GOP is the Enemy of Medicare

During the health care fight this summer, the GOP has been warning seniors, in ominous tones, of the danger that Democrats might cut Medicare--conveniently forgetting that this has been the Republican party's official position for more than a generation. Thankfully, their words have been immortalized.

A 1961 American Medical Association recording of then-actor Ronald Reagan warned that "one of the traditional methods of imposing statism or socialism on a people has been by way of medicine."


Four years later, Congress would enact Medicare. At the time a Congressman named Bob Dole would vote against it. Thirty years later, as Senate Majority Leader, he bragged "I was there, fighting the fight, voting against Medicare . . . because we knew it wouldn't work."

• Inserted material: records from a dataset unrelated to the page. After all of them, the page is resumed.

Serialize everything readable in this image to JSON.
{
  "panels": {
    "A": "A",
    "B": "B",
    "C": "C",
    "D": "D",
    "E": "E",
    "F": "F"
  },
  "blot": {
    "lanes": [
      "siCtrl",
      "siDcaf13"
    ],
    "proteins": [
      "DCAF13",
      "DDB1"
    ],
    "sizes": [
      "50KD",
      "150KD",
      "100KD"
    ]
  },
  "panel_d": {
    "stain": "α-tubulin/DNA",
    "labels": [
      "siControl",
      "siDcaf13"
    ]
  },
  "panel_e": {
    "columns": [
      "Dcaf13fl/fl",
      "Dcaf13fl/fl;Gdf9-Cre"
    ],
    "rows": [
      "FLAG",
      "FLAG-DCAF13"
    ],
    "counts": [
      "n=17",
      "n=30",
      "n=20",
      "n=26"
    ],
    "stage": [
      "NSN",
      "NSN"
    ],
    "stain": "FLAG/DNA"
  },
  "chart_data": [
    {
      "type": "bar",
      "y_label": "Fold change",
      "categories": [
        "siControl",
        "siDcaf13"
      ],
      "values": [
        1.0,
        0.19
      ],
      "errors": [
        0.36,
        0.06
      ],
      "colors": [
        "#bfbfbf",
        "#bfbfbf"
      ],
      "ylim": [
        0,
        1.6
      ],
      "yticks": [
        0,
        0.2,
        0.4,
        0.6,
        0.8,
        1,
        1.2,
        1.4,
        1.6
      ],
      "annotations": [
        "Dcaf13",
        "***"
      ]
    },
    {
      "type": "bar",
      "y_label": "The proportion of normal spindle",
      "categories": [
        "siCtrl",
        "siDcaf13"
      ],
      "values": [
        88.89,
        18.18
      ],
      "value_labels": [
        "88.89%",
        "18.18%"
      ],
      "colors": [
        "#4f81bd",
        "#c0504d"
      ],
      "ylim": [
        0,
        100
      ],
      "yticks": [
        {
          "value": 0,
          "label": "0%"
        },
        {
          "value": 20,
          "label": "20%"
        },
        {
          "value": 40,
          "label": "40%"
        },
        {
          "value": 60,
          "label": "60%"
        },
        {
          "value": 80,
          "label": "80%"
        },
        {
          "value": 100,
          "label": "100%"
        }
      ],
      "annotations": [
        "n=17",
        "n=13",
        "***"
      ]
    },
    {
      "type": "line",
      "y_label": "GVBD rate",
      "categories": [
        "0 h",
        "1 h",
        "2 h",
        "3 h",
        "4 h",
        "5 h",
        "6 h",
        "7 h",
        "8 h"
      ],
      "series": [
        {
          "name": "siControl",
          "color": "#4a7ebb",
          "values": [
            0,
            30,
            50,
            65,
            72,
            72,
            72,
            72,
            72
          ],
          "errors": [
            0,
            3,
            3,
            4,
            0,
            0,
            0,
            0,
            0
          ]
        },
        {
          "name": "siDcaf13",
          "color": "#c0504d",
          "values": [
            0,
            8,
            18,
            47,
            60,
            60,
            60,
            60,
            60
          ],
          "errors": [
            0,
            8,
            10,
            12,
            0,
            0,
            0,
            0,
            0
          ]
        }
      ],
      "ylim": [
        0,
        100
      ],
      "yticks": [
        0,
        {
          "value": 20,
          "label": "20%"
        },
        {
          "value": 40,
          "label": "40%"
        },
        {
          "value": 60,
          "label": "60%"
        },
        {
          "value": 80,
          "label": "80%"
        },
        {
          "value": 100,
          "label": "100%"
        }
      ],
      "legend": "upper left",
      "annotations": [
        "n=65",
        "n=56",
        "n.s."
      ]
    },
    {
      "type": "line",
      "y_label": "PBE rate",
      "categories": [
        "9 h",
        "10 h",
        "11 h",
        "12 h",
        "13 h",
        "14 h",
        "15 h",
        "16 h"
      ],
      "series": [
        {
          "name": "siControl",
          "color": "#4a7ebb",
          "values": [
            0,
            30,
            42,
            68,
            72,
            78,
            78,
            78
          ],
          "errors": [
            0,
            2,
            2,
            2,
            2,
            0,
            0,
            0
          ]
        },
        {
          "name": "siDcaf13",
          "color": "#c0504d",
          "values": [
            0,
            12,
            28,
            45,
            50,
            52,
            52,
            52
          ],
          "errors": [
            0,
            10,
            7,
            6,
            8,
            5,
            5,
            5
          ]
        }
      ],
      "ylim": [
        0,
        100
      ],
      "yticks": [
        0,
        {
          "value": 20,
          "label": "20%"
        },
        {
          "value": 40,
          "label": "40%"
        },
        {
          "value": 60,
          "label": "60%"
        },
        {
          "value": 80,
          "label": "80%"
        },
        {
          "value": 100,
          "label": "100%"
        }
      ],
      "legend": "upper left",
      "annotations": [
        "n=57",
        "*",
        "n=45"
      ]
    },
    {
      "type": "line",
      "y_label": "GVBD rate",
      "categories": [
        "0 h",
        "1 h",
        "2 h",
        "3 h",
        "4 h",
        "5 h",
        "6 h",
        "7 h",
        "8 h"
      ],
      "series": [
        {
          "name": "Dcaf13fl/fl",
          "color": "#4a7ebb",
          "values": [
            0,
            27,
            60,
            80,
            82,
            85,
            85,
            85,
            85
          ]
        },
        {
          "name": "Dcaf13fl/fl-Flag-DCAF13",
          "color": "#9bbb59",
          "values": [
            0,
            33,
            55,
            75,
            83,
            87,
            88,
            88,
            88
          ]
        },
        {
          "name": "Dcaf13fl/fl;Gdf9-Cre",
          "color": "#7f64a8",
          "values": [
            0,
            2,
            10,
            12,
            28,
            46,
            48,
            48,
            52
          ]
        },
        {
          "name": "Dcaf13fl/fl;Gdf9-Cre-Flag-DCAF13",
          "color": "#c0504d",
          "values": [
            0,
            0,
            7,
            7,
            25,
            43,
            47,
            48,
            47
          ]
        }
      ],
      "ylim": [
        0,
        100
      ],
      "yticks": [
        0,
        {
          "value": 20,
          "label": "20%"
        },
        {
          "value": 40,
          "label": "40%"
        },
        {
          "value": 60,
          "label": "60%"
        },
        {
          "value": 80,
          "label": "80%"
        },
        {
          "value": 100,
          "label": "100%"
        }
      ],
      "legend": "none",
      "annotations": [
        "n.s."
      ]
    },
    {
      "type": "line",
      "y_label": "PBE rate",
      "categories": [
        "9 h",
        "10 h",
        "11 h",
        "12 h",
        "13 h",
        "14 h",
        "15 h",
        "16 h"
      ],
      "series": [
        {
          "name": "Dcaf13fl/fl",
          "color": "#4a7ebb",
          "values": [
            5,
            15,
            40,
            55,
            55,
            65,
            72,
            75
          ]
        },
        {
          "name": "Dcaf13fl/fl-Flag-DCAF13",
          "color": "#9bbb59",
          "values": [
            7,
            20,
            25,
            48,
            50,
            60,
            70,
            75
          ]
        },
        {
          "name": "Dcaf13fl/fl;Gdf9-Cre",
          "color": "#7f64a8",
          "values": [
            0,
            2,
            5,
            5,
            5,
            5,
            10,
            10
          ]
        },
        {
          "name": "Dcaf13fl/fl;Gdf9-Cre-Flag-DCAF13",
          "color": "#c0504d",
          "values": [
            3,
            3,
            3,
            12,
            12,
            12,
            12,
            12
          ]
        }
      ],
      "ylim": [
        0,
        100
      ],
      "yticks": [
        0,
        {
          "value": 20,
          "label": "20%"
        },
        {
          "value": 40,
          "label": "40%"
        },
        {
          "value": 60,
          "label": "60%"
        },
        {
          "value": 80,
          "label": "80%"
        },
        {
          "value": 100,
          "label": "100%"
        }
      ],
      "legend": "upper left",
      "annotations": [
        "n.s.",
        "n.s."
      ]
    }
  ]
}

That same year the Republicans, led by House Speaker Newt Gingrich, would shut down the government when President Bill Clinton refused to sign a Balanced Budget Bill that called for cuts to Medicare.

Then in 2006, rising Republican star Michael Steele would advocate cutting Medicare:


In 2007, Gingrich would double down:


In 2008, Republican presidential candidate John McCain campaigned on a platform of cutting $1.3 trillion from Medicare and Medicaid over 10 years.

Last month, leading Republican Roy Blunt said "government should have never have gotten in the health care business":


Yesterday, though, RNC chairman Michael Steele rose to defend America's flagship single-payer system from any cuts--without a trace of irony--insisting "we need to protect Medicare and not cut it in the name of 'health-insurance reform."

But perhaps Steele and other Republicans are beginning to realize how out of step his defense was with over 40 years of Republican dogma. Because today he said "this single-payer program known as Medicare is a very good example of what we should not have happen with all of our health care."